It looks like Nokia isn’t about to stop hemorrhaging any time soon. The release of its latest quarterly report highlights just how bad things are, for the once mighty mobile company.
The bright point for investors is that this bad news was anticipated, and mostly factored into the share price. Overall net sales fell by 19% year on year but were a smidgen higher than the traditionally bad first quarter, up three percent.
The overall loss was close to US$1-billion for the quarter but cash reserves did shoot up as a result of cost cutting and tighter controls by US$125-million.
Nokia is a pale shell of the dynamic market leader of 2010 and the so-called transition period hasn’t made much of a difference overall. Sales of its flagship Lumia devices have hit four million units but critically the profit margin on the sale of smart devices, which includes Lumia sales, fell from 15,6% in Q1 to a mere 1.5% in Q2. The fall on margin highlights how badly the overall uptake of Lumia devices but also how negatively the market has reacted to the announcement that the current Lumia devices will not be upgradeable to Windows Phone 8.
The bare numbers, however stark, do not tell the full story though. Transitions are costly, both in bottom line numbers and in the toll it takes on the brand. The Microsoft Nokia partnership, which made sense at the time, has proven to be too little too late for the company as sales of the Lumia range are not growing fast enough to offset the fall of all the other S40 and lesser devices.

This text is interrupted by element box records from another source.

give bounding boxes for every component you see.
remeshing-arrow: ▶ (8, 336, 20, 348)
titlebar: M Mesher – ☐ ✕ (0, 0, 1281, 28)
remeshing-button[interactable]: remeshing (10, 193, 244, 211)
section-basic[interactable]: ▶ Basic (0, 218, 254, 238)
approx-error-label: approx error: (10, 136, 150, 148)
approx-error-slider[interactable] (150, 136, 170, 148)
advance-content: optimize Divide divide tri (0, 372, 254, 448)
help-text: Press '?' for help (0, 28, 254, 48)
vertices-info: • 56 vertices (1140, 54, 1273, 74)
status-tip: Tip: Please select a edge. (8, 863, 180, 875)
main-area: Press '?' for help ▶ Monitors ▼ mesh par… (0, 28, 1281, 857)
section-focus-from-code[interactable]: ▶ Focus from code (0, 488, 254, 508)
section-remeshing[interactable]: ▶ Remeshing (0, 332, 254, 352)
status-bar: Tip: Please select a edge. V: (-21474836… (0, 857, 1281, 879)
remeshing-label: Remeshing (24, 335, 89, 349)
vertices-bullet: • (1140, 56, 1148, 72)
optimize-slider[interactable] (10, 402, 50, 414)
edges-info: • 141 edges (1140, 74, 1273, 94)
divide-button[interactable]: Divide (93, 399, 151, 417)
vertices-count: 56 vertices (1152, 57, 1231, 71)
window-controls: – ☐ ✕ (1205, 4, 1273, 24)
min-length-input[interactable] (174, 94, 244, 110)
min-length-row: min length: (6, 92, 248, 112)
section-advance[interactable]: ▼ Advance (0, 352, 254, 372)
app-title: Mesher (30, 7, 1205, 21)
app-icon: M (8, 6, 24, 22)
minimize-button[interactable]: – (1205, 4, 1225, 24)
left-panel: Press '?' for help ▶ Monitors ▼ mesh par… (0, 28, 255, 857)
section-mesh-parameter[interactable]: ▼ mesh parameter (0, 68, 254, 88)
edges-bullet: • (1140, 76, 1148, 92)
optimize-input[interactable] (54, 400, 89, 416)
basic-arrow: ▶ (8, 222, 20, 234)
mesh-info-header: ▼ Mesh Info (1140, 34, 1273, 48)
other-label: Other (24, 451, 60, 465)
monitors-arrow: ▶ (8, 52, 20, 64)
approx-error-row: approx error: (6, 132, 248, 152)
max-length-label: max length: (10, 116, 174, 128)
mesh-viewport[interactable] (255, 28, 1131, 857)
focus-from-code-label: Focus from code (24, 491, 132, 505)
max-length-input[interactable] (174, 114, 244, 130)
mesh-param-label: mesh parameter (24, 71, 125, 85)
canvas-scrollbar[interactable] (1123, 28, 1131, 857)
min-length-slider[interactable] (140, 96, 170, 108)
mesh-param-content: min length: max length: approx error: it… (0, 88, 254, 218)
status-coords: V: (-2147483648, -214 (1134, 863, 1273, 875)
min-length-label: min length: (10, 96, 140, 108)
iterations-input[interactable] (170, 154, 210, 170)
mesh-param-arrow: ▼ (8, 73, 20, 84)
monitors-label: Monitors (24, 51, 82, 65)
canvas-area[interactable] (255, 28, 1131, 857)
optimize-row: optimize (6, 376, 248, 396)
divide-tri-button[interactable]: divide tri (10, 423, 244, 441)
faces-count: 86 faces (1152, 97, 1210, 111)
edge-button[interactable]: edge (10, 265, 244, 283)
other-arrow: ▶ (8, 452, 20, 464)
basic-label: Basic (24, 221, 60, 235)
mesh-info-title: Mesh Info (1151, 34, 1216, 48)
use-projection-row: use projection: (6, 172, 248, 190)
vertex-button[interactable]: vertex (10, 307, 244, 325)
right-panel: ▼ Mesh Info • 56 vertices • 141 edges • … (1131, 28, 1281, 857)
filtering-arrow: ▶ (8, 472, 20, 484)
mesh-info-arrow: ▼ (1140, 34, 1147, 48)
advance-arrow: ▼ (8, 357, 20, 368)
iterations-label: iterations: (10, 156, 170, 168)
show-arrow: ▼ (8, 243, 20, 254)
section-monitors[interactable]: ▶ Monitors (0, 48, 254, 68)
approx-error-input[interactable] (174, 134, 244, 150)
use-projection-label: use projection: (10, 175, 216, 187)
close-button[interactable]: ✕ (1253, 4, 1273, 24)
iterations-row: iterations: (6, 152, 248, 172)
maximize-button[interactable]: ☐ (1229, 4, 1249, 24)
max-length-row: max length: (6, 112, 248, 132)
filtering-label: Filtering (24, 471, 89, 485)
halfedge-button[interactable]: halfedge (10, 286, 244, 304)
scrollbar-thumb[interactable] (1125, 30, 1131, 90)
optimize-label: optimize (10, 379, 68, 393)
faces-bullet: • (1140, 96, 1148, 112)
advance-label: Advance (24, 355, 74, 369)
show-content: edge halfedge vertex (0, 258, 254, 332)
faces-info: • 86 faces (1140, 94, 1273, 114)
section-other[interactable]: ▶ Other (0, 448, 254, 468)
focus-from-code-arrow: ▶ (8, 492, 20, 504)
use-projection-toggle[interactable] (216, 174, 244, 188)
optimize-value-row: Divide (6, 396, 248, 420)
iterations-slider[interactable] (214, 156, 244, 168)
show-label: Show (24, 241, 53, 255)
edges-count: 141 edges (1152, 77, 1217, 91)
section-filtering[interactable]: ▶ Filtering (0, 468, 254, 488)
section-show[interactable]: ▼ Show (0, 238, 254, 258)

Nokia still has a chance to recover, its cash resources and manufacturing prowess coupled with its status as the number one or number two mobile brand in a number of markets around the world, allows it a few more quarters to get things right. Nokia should be very clear what its new Windows Phone 8 strategy is, and what the devices slated to launch in the last quarter of 2012 will be. Nokia has also been very reticent to announce when it thinks it will be returning to profitability, and once again made no mention of this in these results.
The lack of clarity on what the strategy regarding the current Symbian devices is, also gives the market no direction. Smartphone growth, mainly focused on Android, especially at the low to medium end of the market, is continuing to decimate sales of the so-called dumb phones, and the Nokia portfolio of Series 40 Symbian phones, whilst smart on the surface, are being lumped into the overall non smartphone market.
The sun has not set as yet on Nokia, but there needs to be far greater urgency and much more visible change from management, the days of business as usual are long gone. Crisis is the name of the game, and Nokia desperately needs a fresh clean strategy, which allows it to effectively compete in all the markets in which it has traditionally been strong. For now it looks like the Android juggernaut is rolling on, and in fact over Nokia in all its traditional markets. Windows Phone may ultimately just be too little too late for the previous market leader.